Megan Auger and Rhonda Gladue
In an effort to counter existing narratives and make space for Indigenous perspectives, the IKWC Research Team has created Treaty Resource Kits. These kits are supplementary material designed to encourage critical thinking and engagement through an Indigenous lens for grades K-12.
Treaties are a significant part of Canadian history, and yet, often downplayed in textbooks as land cessations necessary for nation-building. Contrary, our oral history accounts define treaties as sacred ceremonies made between Peoples and the Creator; living documents that would set the path for a new familial relationship. These relationships were to be based upon trust, solidified through ceremonial conventions such as smoking the pipe and gift-giving. The land was not ceded, but rather, intended to be shared by both parties.
Join Rhonda Gladue and Megan Auger in this interactive and informative presentation that rethinks teaching Treaty history through the inclusion of oral history accounts, primary sources, and meaningful lessons. When students see a reflection of themselves in the classroom and are accurately informed of their history, we can foresee a new generation of critical thinkers who can better challenge systems set on promoting assimilation over sovereignty.
“Knowledge emerges only through invention and re-invention, through the restless, impatient, continuing, hopeful inquiry human beings pursue in the world, and with each other.” Paulo Freire
Megan Auger is an Interviewer/Researcher at the Indigenous Knowledge and Wisdom Centre (IKWC), located in Edmonton, AB. She obtained her B.A. in Anthropology from MacEwan University in 2017 and is currently working towards a B.A in Sociology. One of Megan’s areas of focus is researching and vetting resources to share on the IKWC’s Virtual Library. From a young age she has enjoyed learning about history and enjoys listening to people talk about their life experiences. Her interests include reading, photography, travelling, and learning about different cultures.
Rhonda Gladue is from Kito Sahkahikan (Calling Lake, Alberta) in Treaty 8 Territory. She completed her formal education at U of A, graduating with her B.Ed. in Secondary Education and Native Studies Degree.

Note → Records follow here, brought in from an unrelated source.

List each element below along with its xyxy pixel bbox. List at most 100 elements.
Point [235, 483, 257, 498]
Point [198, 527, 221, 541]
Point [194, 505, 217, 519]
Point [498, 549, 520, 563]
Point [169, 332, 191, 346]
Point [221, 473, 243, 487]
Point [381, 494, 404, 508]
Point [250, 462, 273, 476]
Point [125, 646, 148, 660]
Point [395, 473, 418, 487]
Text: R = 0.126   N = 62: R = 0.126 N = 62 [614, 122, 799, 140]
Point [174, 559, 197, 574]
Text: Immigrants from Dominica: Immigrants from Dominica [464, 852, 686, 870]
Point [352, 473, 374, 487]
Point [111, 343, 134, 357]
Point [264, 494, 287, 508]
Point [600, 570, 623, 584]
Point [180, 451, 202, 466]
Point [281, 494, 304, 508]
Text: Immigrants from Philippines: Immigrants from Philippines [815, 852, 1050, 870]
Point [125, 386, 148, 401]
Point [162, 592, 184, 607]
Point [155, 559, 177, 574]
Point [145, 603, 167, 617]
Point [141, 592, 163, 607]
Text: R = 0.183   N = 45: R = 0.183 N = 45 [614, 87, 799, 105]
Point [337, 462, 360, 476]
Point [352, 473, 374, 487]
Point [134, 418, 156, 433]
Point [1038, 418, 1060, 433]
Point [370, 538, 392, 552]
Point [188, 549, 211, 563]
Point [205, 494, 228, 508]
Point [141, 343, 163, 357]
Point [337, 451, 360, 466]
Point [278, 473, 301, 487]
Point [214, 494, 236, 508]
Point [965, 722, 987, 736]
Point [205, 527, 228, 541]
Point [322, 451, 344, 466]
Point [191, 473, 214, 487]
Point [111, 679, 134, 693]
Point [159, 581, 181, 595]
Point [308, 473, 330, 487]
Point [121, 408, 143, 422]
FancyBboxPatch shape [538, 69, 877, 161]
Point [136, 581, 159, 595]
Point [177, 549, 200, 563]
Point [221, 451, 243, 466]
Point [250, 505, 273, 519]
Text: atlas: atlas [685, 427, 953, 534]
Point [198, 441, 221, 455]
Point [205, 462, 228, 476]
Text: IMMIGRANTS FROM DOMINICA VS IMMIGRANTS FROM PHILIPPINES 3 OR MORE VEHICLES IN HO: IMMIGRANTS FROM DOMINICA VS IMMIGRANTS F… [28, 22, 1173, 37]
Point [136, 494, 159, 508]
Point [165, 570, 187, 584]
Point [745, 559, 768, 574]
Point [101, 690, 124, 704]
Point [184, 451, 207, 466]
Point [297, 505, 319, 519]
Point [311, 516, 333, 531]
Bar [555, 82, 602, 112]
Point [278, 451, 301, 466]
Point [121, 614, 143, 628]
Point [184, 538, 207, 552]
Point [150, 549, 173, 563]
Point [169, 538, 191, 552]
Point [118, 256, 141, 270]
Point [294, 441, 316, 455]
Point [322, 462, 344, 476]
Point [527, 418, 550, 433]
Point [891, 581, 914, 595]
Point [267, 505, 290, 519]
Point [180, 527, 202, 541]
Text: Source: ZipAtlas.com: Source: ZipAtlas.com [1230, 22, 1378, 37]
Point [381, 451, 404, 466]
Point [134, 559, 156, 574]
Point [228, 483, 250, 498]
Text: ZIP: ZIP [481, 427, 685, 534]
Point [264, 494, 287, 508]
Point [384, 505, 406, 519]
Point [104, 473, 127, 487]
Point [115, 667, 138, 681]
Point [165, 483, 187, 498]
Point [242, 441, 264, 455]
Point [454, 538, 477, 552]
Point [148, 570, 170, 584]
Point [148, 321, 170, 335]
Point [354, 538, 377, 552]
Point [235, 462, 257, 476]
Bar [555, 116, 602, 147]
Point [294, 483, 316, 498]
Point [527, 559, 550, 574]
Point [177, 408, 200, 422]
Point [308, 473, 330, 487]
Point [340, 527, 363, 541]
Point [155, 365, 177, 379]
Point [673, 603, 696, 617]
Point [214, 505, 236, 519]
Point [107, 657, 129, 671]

The other form of education she received/s derives from Traditional Cree teachings and protocols taught by Elders and Knowledge Keepers of her community. Her role as the Senior Researcher at the Indigenous Knowledge and Wisdom Centre has strengthened her proficiency and research skills in areas of Treaty Education, Elder teachings, Indigenous Knowledge Systems and policies affecting Indigenous Peoples of Turtle Island. Her main interests include Indigenous pedagogy, curriculum studies, and writing.